March (Books 1,2, &3) - by Lewis, Aydin, and Powell


Representative John Lewis won the National Book Award for Book Three in this series. I recommend reading all of them. This graphic novel series follows Lewis through his childhood on an Alabama farm and his struggle to become educated (even by defying his own family) to his civil rights work during the 1950s & 60s with the Student Nonviolent Coordinating Committee (SNCC) to the historic march with Martin Luther King, Jr., and hundreds of other protesters, from Montgomery, Alabama to Selma, Alabama in March of 1965. Later that year President Johnson would sign the Voting Rights Act ensuring access to the vote for African Americans from whom it had been denied.

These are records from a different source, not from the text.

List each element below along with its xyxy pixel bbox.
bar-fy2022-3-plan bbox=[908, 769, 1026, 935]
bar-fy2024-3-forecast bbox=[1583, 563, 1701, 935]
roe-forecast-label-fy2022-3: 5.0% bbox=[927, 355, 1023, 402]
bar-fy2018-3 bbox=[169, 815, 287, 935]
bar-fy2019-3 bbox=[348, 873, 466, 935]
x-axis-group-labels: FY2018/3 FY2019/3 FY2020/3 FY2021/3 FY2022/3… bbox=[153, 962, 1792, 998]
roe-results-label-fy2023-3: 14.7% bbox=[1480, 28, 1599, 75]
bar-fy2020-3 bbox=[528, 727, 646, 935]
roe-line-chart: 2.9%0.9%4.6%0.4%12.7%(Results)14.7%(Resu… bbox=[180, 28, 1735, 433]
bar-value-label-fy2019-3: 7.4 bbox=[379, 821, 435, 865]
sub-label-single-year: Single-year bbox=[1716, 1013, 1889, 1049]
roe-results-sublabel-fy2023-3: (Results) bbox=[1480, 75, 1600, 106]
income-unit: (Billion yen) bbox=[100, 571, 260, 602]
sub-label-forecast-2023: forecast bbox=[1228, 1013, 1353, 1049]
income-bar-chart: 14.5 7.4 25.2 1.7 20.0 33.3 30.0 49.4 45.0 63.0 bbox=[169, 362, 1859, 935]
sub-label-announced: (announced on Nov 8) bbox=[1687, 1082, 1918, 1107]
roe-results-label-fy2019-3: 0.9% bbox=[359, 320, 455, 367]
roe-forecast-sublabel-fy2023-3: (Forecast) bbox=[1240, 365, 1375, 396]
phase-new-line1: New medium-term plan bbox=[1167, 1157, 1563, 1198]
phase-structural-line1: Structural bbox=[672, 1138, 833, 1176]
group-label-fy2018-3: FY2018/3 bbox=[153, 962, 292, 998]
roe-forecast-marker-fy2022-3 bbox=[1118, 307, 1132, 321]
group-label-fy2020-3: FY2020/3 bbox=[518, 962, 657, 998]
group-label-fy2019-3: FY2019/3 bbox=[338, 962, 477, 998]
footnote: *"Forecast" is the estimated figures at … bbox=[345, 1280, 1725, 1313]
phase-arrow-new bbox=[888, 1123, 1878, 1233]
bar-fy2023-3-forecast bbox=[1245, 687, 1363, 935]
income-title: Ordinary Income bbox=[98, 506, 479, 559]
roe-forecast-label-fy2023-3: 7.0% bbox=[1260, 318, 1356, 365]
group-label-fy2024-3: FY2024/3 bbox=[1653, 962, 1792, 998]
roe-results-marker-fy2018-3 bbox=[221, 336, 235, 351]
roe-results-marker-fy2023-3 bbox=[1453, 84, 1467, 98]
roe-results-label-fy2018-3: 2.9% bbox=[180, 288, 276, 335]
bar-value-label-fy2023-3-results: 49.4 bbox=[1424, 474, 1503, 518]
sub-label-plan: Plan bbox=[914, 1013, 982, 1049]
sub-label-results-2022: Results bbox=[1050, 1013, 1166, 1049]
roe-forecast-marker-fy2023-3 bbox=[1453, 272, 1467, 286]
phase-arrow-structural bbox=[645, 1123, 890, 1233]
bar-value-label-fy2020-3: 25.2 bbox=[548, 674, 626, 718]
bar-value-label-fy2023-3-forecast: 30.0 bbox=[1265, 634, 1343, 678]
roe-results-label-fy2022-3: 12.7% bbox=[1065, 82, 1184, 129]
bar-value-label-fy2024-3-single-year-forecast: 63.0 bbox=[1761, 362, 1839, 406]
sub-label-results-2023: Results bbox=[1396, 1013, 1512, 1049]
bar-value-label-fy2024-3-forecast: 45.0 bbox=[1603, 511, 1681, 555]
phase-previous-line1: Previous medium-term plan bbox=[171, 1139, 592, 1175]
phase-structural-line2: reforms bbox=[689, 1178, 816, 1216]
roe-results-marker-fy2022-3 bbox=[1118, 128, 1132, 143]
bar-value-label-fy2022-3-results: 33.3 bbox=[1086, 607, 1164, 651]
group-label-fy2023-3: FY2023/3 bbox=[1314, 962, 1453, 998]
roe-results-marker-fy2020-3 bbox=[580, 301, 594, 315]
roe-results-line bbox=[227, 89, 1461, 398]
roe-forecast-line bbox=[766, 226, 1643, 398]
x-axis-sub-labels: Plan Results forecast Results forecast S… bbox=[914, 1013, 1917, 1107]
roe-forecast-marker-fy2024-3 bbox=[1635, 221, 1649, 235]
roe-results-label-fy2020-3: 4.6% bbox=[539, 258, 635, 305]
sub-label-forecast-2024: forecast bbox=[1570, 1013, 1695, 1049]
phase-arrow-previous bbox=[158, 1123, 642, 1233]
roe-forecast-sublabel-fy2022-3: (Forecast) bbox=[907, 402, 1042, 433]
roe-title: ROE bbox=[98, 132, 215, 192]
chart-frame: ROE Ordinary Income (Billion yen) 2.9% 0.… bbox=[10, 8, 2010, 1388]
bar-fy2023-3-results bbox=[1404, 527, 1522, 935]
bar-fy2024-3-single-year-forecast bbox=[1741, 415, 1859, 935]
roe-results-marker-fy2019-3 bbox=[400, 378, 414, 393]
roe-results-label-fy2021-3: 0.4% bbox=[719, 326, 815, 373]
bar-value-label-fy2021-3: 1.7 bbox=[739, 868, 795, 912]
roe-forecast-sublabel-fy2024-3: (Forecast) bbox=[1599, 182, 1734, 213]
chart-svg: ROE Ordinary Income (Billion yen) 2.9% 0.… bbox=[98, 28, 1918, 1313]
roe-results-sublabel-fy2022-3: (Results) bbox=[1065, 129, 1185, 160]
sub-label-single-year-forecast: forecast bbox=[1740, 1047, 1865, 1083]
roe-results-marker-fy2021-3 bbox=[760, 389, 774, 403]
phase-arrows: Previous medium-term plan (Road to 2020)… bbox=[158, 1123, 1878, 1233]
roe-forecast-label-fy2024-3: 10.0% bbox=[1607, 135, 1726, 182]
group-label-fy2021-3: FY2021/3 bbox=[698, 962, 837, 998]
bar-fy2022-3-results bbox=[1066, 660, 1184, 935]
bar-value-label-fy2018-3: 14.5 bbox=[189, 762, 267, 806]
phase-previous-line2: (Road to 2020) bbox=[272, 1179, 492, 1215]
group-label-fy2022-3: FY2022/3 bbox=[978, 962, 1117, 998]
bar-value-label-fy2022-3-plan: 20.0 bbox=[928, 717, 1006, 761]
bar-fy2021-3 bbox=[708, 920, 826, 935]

Books 1 & 3 of the series make specific mention of libraries. Book One gives us the story of Lewis' childhood. He tells how he "loved going the library. It was the first time I ever saw Black magazines like Jet, Ebony, The Baltimore Afro-American, or the Chicago Defender". He gives shout out to librarian Careen Harvey who told her young charges "My Dear Children, Read. Read Everything."

Book 3 tells us that when the Civil Rights Act of 1964 was signed that, among other things, "it ended segregation in public schools, libraries, and parks".

The poignancy of these two points in the story is magnified when one listens to Lewis' acceptance of the National Book Award.